19 janvier 2023 - Gestion des temps

L’inévitable et nécessaire sobriété numérique

On entend de plus en plus parler de sobriété numérique, mais qu’est-ce que cela veut dire et quels sont les enjeux de faire baisser notre empreinte carbone dans ce domaine ? Incotec, votre éditeur de logiciels de gestion des temps et des interventions vous accompagne dans cette voie en vous apportant quelques éléments de réponse.

Sobriété numérique

 

 

La sobriété numérique, définition

Que l’on utilise un smartphone, une tablette ou un ordinateur, le numérique a pris beaucoup de place dans notre quotidien. Et bien sûr, tout ce matériel génère une certaine emprunte carbone. De plus, on se rend compte que les ressources pour fabriquer ces appareils ne sont pas inépuisables.
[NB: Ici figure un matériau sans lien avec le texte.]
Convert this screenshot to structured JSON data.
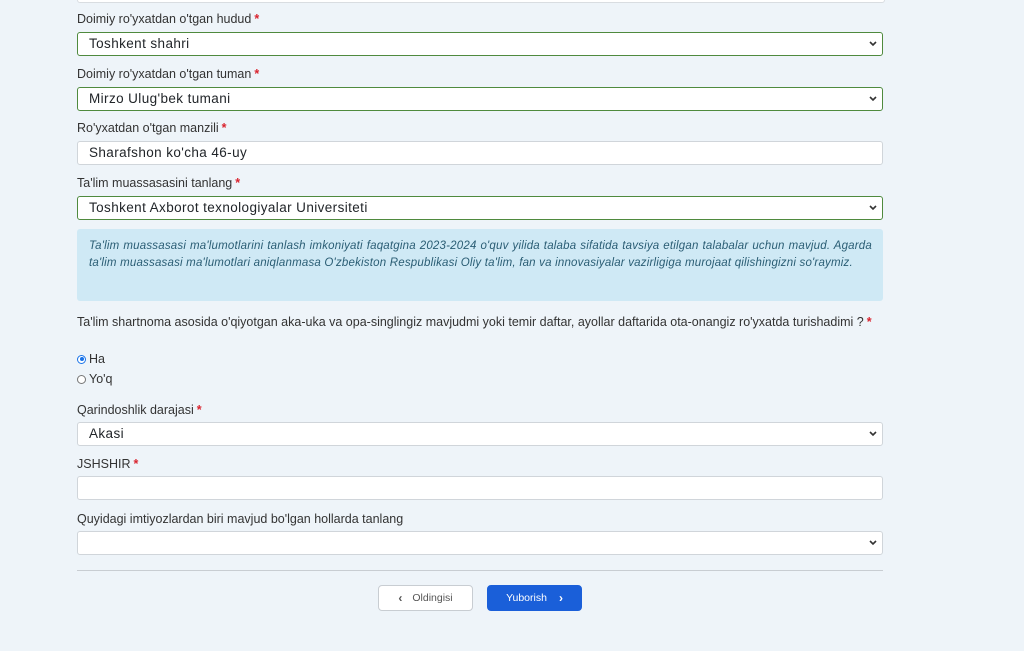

Ainsi, il convient de réduire notre consommation, qu’elle soit énergétique ou qu’elle touche la fabrication et l’achat de biens. On parle alors de « sobriété » numérique quand on cherche à décarboner nos pratiques.

 

Les enjeux de la sobriété numérique

Aujourd’hui, 4% des émissions mondiales de Gaz à Effet de Serre (GES) sont dues au numérique (source) et ce chiffre pourrait doubler d’ici 2025. Le nombre d’objets connectés atteindra à ce moment-là les 48 milliards soit une augmentation de 5 000 % en 15 ans ! En France, on estime que 70 à 90 % des Déchets d'Équipements Électriques et Électroniques (DEEE) ne suivent pas les filières de recyclage réglementées (source). De plus, fabriquer un ordinateur portable de 2 kg nécessite 588 kg de matière première, dont 22 de produits chimiques, en plus de 240 kg de combustibles et 1,5 tonnes d’eau. La production de cet ordinateur génère déjà 114 des 156 kg de CO2 émis lors de son cycle de vie. Pour un smartphone en revanche, c’est 500 fois son poids en matière première et attention, pour la puce de 2 grammes à l’intérieur du smartphone, il en faut 32 kg soit 16 000 fois son poids (source). De fait, on note que ce n’est pas l’utilisation d’un appareil numérique qui a le plus d’impact sur l’écologie, mais bien sa production (54 %). Et, contrairement à ce que l’on pourrait penser, ce ne sont pas les data-centers qui ont le plus d’impact environnemental mais principalement les utilisateurs eux-mêmes (source). En France, on compte une moyenne de 11 à 15 appareils connectés par utilisateur (source).

 

Alors, que faire ?

Il est clair que les petits gestes simples comme vider sa boîte mail ou limiter l’utilisation de cookies sur son navigateur, c’est noble, mais cela n’est pas suffisant. Il faut stopper notre utilisation compulsive des appareils et des logiciels pour tendre vers un numérique piloté (source).

Utilisation compulsive des appareils numériques

Et donc, on fait quoi ?

Et bien dans un premier temps, il conviendrait de rallonger la durée de vie des dispositifs, car l’ADEME informe que garder un ordinateur ou un smartphone pendant 4 ans au lieu de 2 diviserait par deux son bilan environnemental (source).

Ensuite, mieux vaut réparer plutôt que remplacer. En effet, seules 40% des pannes électroniques donnent lieu à une réparation alors que la majorité d’entre elles est réparable. Bien sûr, il est plus judicieux d’acquérir des objets que l’on peut facilement réparer. Pour cela, privilégiez des appareils dont l’indice de réparabilité est le plus proche de 10 (source).

De plus, il est possible de vérifier le bilan carbone d’un appareil, il vaut alors mieux se diriger vers des machines éco-conçues et à basse consommation. À noter que les ordinateurs portables sont moins gourmands en énergie que les postes fixes (source). Aussi, acheter des appareils reconditionnés permet également d’en baisser l’impact environnemental.

Puis, il vaut mieux limiter le nombre de serveurs internes et transférer ses solutions vers le SaaS (Software as a Service), qui est une option moins coûteuse et beaucoup plus vertueuse. En effet, ce dispositif permet de faire face à l’augmentation du volume de données tout en gardant une démarche éco-responsable (source). D’ailleurs, vous pouvez choisir Incovar+, notre solution de gestion des temps et des activités, ainsi que myIncoservice,  notre solution de gestion des interventions, en mode SaaS.

Pour finir, il convient de s’informer sur les bonnes pratiques grâce aux rapports de l’ADEME, de l’ARCEP ou du think tank The Shift Project, qui explorent les possibilités d’entamer une transition bas-carbone.

 

Évidemment, les efforts à faire sont conséquents et demandent la mobilisation de tous, utilisateurs comme décideurs, mais cette transition est nécessaire pour assurer la pérennité de notre système.